Boğaz’la yanak yanağa Portaxe’ın romantik manzarasında Betül Demir ve Hüseyin Karadayı ile keyifli müzikli, disko tadında zaman aktı.
LEZZET ‘CE’ DEDİ
YERKÜRE’nin farklı kültürlerini “mutfak yoluyla buluşturmayı” amaçlayan “omnivore” etkinliği -Paris, New York, Montreal, Şanghay, Moskova, Londra, Rio de Janerio’dan sonra- bu kez İstanbul’daydı.
Etkinliğin Türkiye temsilcileri Gözde Yolaç Savaş ve Kerem Savaş “omnivore” etkinliğine “pop up” söylemini de eklemişler.
“Pop up”internet çağında bütün sitelerin açılışında karşımıza çıkan reklamlar için kullanılan bir deyim.
Gözlerimize “ce” deyip kayboluyor, yerini sitenin gerçek yayınlarına bırakıyor. Savaş çifti de “her yıl başka bir kentte düzenlenmesi nedeniyle omnivore’nin lezzette -ce- dediğini” düşünmüşler.
Davet Karaköy Bankalar Caddesi’nde Türkiye’nin en eski finans kuruluşu Osmanlı Bankası’nın “çok amaçlı çekim merkezine dönüşen”tarihi binasındaydı; “Neolokal” de...
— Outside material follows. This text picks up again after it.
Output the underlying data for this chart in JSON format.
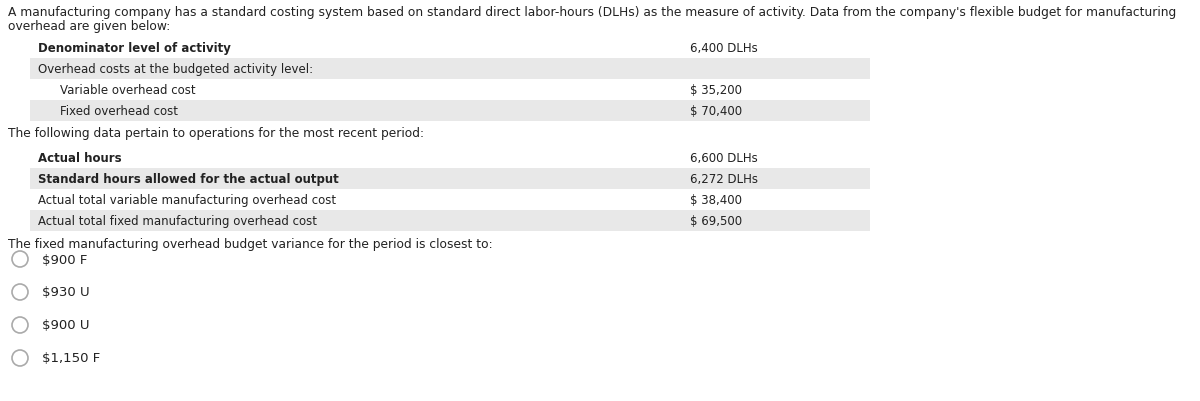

Mekânın sahibi Türk mutfağının ünlü şefi Maksut Aşkar ile Aux Terrasses’in şefi Jean Michel Carrette ortak çalışmayla gerçek bir yer yuvarlağı lezzet akışını sundular. Hepsi de “yeni...”
Epey de alkış aldılar.
ASANSÖRDE38’inci kata bastım. Anında içeri elinde keman kutusuyla uzun saçlı genç bir adam girdi.
O da 36’ya bastı. Selam verdi.
Kısa yolculuğumuzda lafladık.
Çoğu ofis olarak kullanılan kuledeki bir rezidansta yaşıyormuş.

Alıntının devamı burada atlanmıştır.